Jason Hill, Partner at Reply, provides his insight into Digital Twins and reveals why they’re revolutionising modern manufacturing.
We are in a new world for the manufacturing industry; an industry which was already experiencing an enormous amount of disruption and change a year ago has been completely reinvented by COVID-19. Almost overnight, supply chains were undone, demand dried up for some products and ballooned for others, employees were forced to distance or couldn’t come to work at all.
One outcome of these challenges has been a greater demand for digitally agile processes to help manufacturers meet current demands and better prepare for the uncertain future. One solution they have been turning to has been the introduction of cognitive and intelligent processes. These open the possibility of a wide range of enhancements which will permanently transform the manufacturing sector.
This progress is not without its challenges. With increased automation, companies must also learn how to leverage the potential of advancements such as the Internet of Things (IoT), cloud computing and machine learning. One method that will be invaluable in facing these challenges, both in the present and the future, is the concept of the Digital Twin.
A Digital Twin is a near-real-time representation of the physical attributes of a factory, product, or process. Through connecting objects generating real-time data, a digital footprint of a product, from design to production can be developed. Data can be processed and aggregated based on a range of criteria and presented in various forms depending on specific use-cases. Over time, an evolving digital profile based on historical and current behaviour emerges, leading to the development of richer models and realistic measurements of a system’s inherent unpredictability.
In the past, it was not feasible, both technically and economically, to handle the volume of data required to generate realistic digital copies of an object. However, the costs of computing, storage and bandwidth have now dropped dramatically, enabling the rapid collection, aggregation and analysis of data, generated by connected, smart technologies.
A well-constructed Digital Twin can facilitate the simulation of possible scenarios and predict possible outcomes, allowing companies to try new strategies out digitally before rolling them out in the real world. Not only does this save valuable time, but it can also help to identify possible flaws with a strategy before it is deployed and can cause issues.

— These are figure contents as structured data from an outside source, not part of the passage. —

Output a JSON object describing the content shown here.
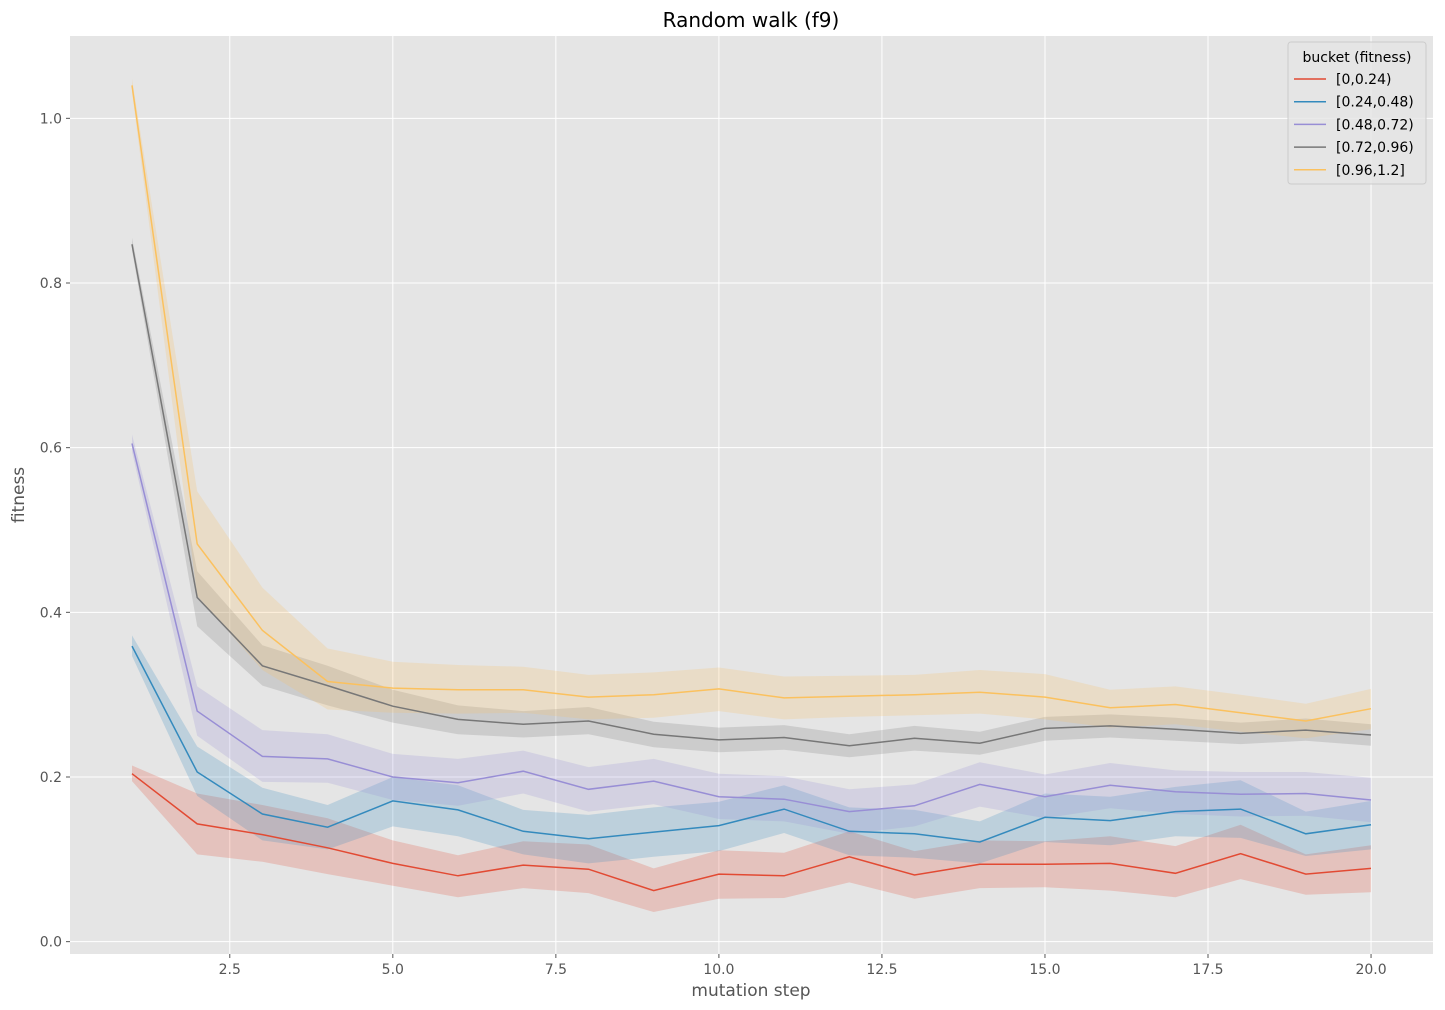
{
  "chart_data": {
    "type": "line",
    "title": "Random walk (f9)",
    "xlabel": "mutation step",
    "ylabel": "fitness",
    "xlim": [
      0.05,
      20.95
    ],
    "ylim": [
      -0.015,
      1.1
    ],
    "xticks": [
      2.5,
      5.0,
      7.5,
      10.0,
      12.5,
      15.0,
      17.5,
      20.0
    ],
    "xtick_labels": [
      "2.5",
      "5.0",
      "7.5",
      "10.0",
      "12.5",
      "15.0",
      "17.5",
      "20.0"
    ],
    "yticks": [
      0.0,
      0.2,
      0.4,
      0.6,
      0.8,
      1.0
    ],
    "ytick_labels": [
      "0.0",
      "0.2",
      "0.4",
      "0.6",
      "0.8",
      "1.0"
    ],
    "grid": true,
    "legend": {
      "title": "bucket (fitness)",
      "placement": "top-right"
    },
    "x": [
      1,
      2,
      3,
      4,
      5,
      6,
      7,
      8,
      9,
      10,
      11,
      12,
      13,
      14,
      15,
      16,
      17,
      18,
      19,
      20
    ],
    "series": [
      {
        "name": "[0,0.24)",
        "color": "#E24A33",
        "values": [
          0.204,
          0.143,
          0.13,
          0.114,
          0.095,
          0.08,
          0.093,
          0.088,
          0.062,
          0.082,
          0.08,
          0.103,
          0.081,
          0.094,
          0.094,
          0.095,
          0.083,
          0.107,
          0.082,
          0.089
        ],
        "lower": [
          0.195,
          0.106,
          0.097,
          0.082,
          0.068,
          0.054,
          0.065,
          0.059,
          0.036,
          0.052,
          0.053,
          0.072,
          0.052,
          0.065,
          0.066,
          0.062,
          0.054,
          0.076,
          0.057,
          0.06
        ],
        "upper": [
          0.214,
          0.18,
          0.166,
          0.15,
          0.123,
          0.105,
          0.122,
          0.118,
          0.089,
          0.111,
          0.108,
          0.134,
          0.11,
          0.123,
          0.122,
          0.128,
          0.116,
          0.142,
          0.106,
          0.117
        ]
      },
      {
        "name": "[0.24,0.48)",
        "color": "#348ABD",
        "values": [
          0.359,
          0.206,
          0.155,
          0.139,
          0.171,
          0.16,
          0.134,
          0.125,
          0.133,
          0.141,
          0.161,
          0.134,
          0.131,
          0.121,
          0.151,
          0.147,
          0.158,
          0.161,
          0.131,
          0.142
        ],
        "lower": [
          0.347,
          0.177,
          0.123,
          0.112,
          0.14,
          0.128,
          0.106,
          0.095,
          0.103,
          0.11,
          0.132,
          0.105,
          0.102,
          0.095,
          0.121,
          0.117,
          0.128,
          0.126,
          0.104,
          0.112
        ],
        "upper": [
          0.372,
          0.237,
          0.187,
          0.166,
          0.2,
          0.19,
          0.16,
          0.154,
          0.163,
          0.17,
          0.19,
          0.163,
          0.16,
          0.146,
          0.18,
          0.176,
          0.188,
          0.196,
          0.158,
          0.171
        ]
      },
      {
        "name": "[0.48,0.72)",
        "color": "#988ED5",
        "values": [
          0.605,
          0.28,
          0.225,
          0.222,
          0.2,
          0.193,
          0.207,
          0.185,
          0.195,
          0.176,
          0.173,
          0.158,
          0.165,
          0.191,
          0.176,
          0.19,
          0.182,
          0.179,
          0.18,
          0.172
        ],
        "lower": [
          0.595,
          0.25,
          0.194,
          0.193,
          0.172,
          0.165,
          0.18,
          0.158,
          0.167,
          0.149,
          0.146,
          0.131,
          0.14,
          0.164,
          0.15,
          0.162,
          0.155,
          0.152,
          0.153,
          0.145
        ],
        "upper": [
          0.616,
          0.31,
          0.257,
          0.252,
          0.228,
          0.222,
          0.232,
          0.212,
          0.222,
          0.204,
          0.201,
          0.185,
          0.191,
          0.218,
          0.203,
          0.217,
          0.208,
          0.206,
          0.206,
          0.199
        ]
      },
      {
        "name": "[0.72,0.96)",
        "color": "#777777",
        "values": [
          0.847,
          0.418,
          0.335,
          0.311,
          0.286,
          0.27,
          0.264,
          0.268,
          0.252,
          0.245,
          0.248,
          0.238,
          0.247,
          0.241,
          0.259,
          0.262,
          0.258,
          0.253,
          0.257,
          0.251
        ],
        "lower": [
          0.84,
          0.383,
          0.311,
          0.287,
          0.266,
          0.252,
          0.248,
          0.252,
          0.236,
          0.23,
          0.233,
          0.224,
          0.232,
          0.227,
          0.244,
          0.248,
          0.244,
          0.24,
          0.244,
          0.238
        ],
        "upper": [
          0.855,
          0.45,
          0.36,
          0.335,
          0.306,
          0.287,
          0.28,
          0.285,
          0.267,
          0.26,
          0.263,
          0.252,
          0.262,
          0.255,
          0.273,
          0.276,
          0.272,
          0.266,
          0.271,
          0.264
        ]
      },
      {
        "name": "[0.96,1.2]",
        "color": "#FBC15E",
        "values": [
          1.04,
          0.483,
          0.378,
          0.316,
          0.308,
          0.306,
          0.306,
          0.297,
          0.3,
          0.307,
          0.296,
          0.298,
          0.3,
          0.303,
          0.297,
          0.284,
          0.288,
          0.278,
          0.268,
          0.283
        ],
        "lower": [
          1.032,
          0.42,
          0.33,
          0.282,
          0.278,
          0.277,
          0.278,
          0.27,
          0.272,
          0.28,
          0.27,
          0.273,
          0.275,
          0.277,
          0.27,
          0.26,
          0.264,
          0.255,
          0.247,
          0.258
        ],
        "upper": [
          1.048,
          0.547,
          0.43,
          0.356,
          0.34,
          0.336,
          0.334,
          0.324,
          0.327,
          0.333,
          0.322,
          0.323,
          0.324,
          0.33,
          0.325,
          0.306,
          0.31,
          0.3,
          0.289,
          0.307
        ]
      }
    ]
  }
}
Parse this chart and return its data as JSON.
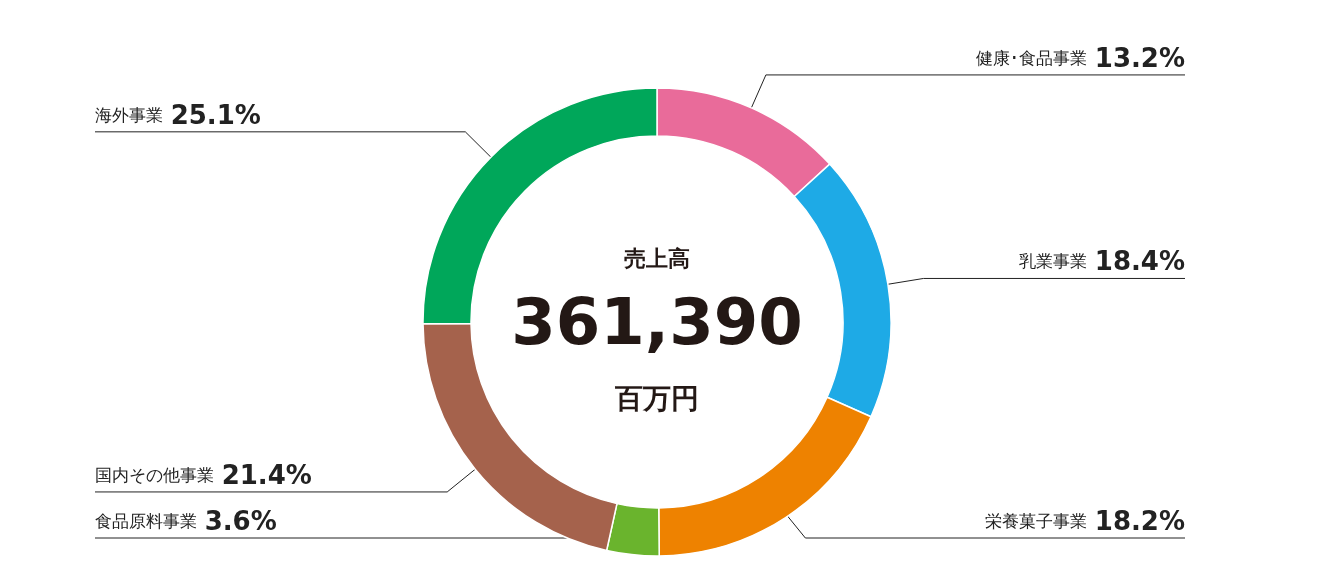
{
  "chart_data": {
    "type": "donut",
    "title": "売上高",
    "annotations": [
      "361,390",
      "百万円"
    ],
    "categories": [
      "健康･食品事業",
      "乳業事業",
      "栄養菓子事業",
      "食品原料事業",
      "国内その他事業",
      "海外事業"
    ],
    "values": [
      13.2,
      18.4,
      18.2,
      3.6,
      21.4,
      25.1
    ],
    "value_labels": [
      "13.2%",
      "18.4%",
      "18.2%",
      "3.6%",
      "21.4%",
      "25.1%"
    ],
    "colors": [
      "#e96b9a",
      "#1eaae6",
      "#ee8200",
      "#6ab42d",
      "#a5624c",
      "#00a75a"
    ],
    "legend": false
  }
}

A Digital Twin is not only useful at the start of the production process but all the way through. By analysing the performance of machines and the quality of a product at each stage of production, processes can be optimised to make better products at lower costs. In addition, Predictive Maintenance can alert staff to potential breakdowns, allowing for issues to be averted before they happen through the near-real-time tracking of components.

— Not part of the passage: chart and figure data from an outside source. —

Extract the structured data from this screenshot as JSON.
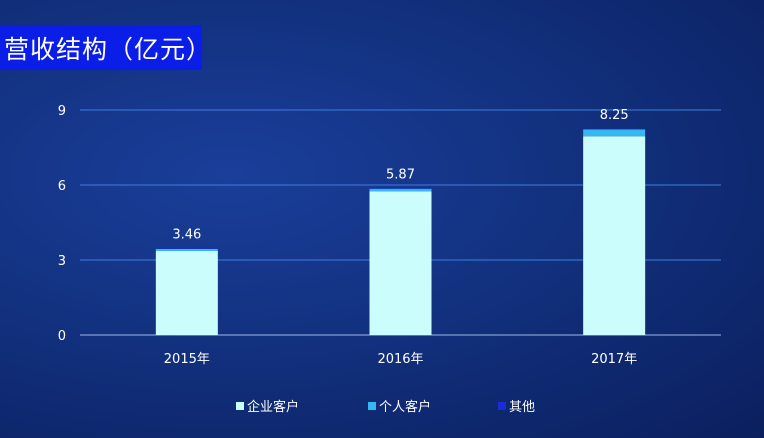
{
  "header": {
    "title": "营收结构（亿元）"
  },
  "colors": {
    "enterprise": "#ccfdfd",
    "personal": "#35b7ef",
    "other": "#1a2bd8",
    "gridline": "#3c7fe0",
    "axis": "#9fb8ea"
  },
  "chart_data": {
    "type": "bar",
    "stacked": true,
    "categories": [
      "2015年",
      "2016年",
      "2017年"
    ],
    "series": [
      {
        "name": "企业客户",
        "values": [
          3.36,
          5.75,
          7.95
        ]
      },
      {
        "name": "个人客户",
        "values": [
          0.08,
          0.1,
          0.27
        ]
      },
      {
        "name": "其他",
        "values": [
          0.02,
          0.02,
          0.03
        ]
      }
    ],
    "totals": [
      3.46,
      5.87,
      8.25
    ],
    "ylim": [
      0,
      9
    ],
    "yticks": [
      0,
      3,
      6,
      9
    ],
    "grid": true,
    "legend_position": "bottom"
  }
}
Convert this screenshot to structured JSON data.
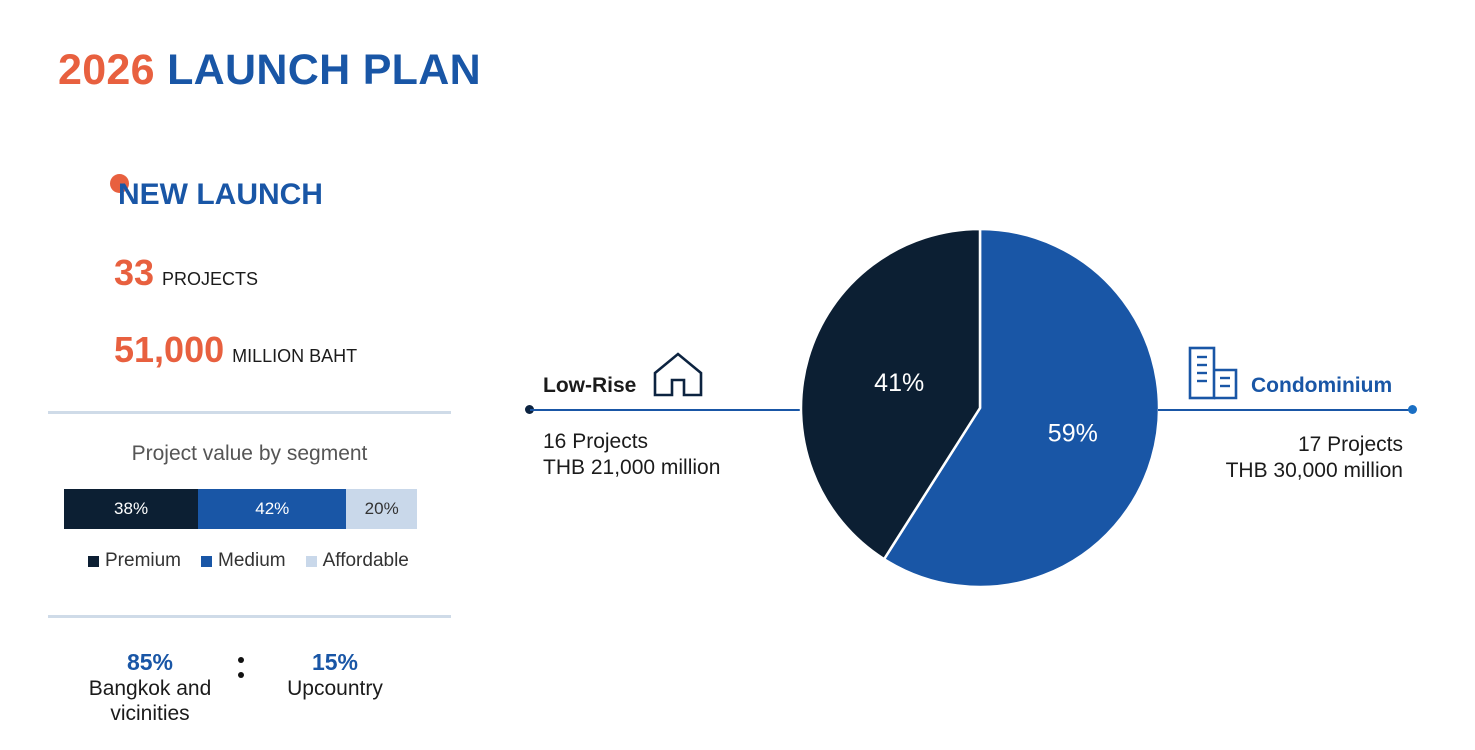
{
  "title": {
    "year": "2026",
    "rest": "LAUNCH PLAN"
  },
  "new_launch": {
    "heading": "NEW LAUNCH",
    "projects_value": "33",
    "projects_unit": "PROJECTS",
    "amount_value": "51,000",
    "amount_unit": "MILLION BAHT"
  },
  "segment": {
    "title": "Project value by segment",
    "items": [
      {
        "label": "Premium",
        "percent": 38,
        "text": "38%",
        "color": "#0c1f33",
        "text_color": "#ffffff"
      },
      {
        "label": "Medium",
        "percent": 42,
        "text": "42%",
        "color": "#1956a6",
        "text_color": "#ffffff"
      },
      {
        "label": "Affordable",
        "percent": 20,
        "text": "20%",
        "color": "#c9d8ea",
        "text_color": "#333333"
      }
    ]
  },
  "split": {
    "bangkok_pct": "85%",
    "bangkok_label": "Bangkok and vicinities",
    "upcountry_pct": "15%",
    "upcountry_label": "Upcountry"
  },
  "low_rise": {
    "label": "Low-Rise",
    "projects": "16 Projects",
    "value": "THB 21,000 million",
    "icon": "house-icon"
  },
  "condominium": {
    "label": "Condominium",
    "projects": "17 Projects",
    "value": "THB 30,000 million",
    "icon": "building-icon"
  },
  "chart_data": [
    {
      "type": "pie",
      "labels": [
        "Condominium",
        "Low-Rise"
      ],
      "values": [
        59,
        41
      ],
      "value_labels": [
        "59%",
        "41%"
      ],
      "colors": [
        "#1956a6",
        "#0c1f33"
      ],
      "start": "12 o'clock, clockwise"
    },
    {
      "type": "bar",
      "orientation": "horizontal-stacked",
      "title": "Project value by segment",
      "categories": [
        "Premium",
        "Medium",
        "Affordable"
      ],
      "values": [
        38,
        42,
        20
      ],
      "value_labels": [
        "38%",
        "42%",
        "20%"
      ],
      "legend": "bottom"
    }
  ]
}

As part of this process, factory machines can also receive updates to their software and configuration wirelessly, eliminating the need for some levels of on-site support, and allowing for a centralized team to perform service tasks at multiple sites simultaneously, even in remote locations. Something which is increasingly important with frequent national lockdowns around the world.
We are already seeing Digital Twins being applied in many manufacturing sectors. For example, Reply is already working in the automotive industry with Digital Twins designed to help proactively monitor the logistics function. Digital Twins can be used for a variety of car models, generations and configurations to model the number and type of microcontrollers, sensors and actuators as well as installed software components. Reply can track production activities through a network of RFID antennas that log information on each new component box. Manufacturers can use a digital twin to harmonise the various data models and automate the process of data collection. This allows scientists to access data points (such as vehicle speed) without having to know the technical details of the specific platform.
Digital twins can also be used as a monitoring system for a fleet of assets in a factory. Thanks to individual signal sensors, alarm logs and complex state machines, manufacturers can now track a number of KPI’s including the overall equipment effectiveness (OEE). The OEE describes how well a machine is utilized relative to its capacity. If it scores a poor value on this metric signal, it indicates that machine maintenance or process optimization is needed. Additionally, alarm logs can help users understand technical problems with individual machines and utilise alarm patterns to improve performance.
By connecting different systems and processes, a product can be tracked and monitored through its entire production lifecycle. This opens the window to process optimizations, higher quality goods and reduced costs. With processes growing ever more complex, the Digital Twin offers a unique opportunity to gain control of an entire system.
Digital Twins have the potential to fully transform the manufacturing industry and solve many of its greatest challenges to maintaining productivity. This is equally true in the wake of a major world event like the current pandemic or for something as routine as introducing a new supplier or process change. Manufacturing is an early adopter of this new technology, but we will likely see this advancement spread to other industries as sectors look to survive and prosper during turbulent times. Ultimately, Digital Twins are here to stay, and early adopters will lead the way for a new digital world that mirrors and enhances the physical.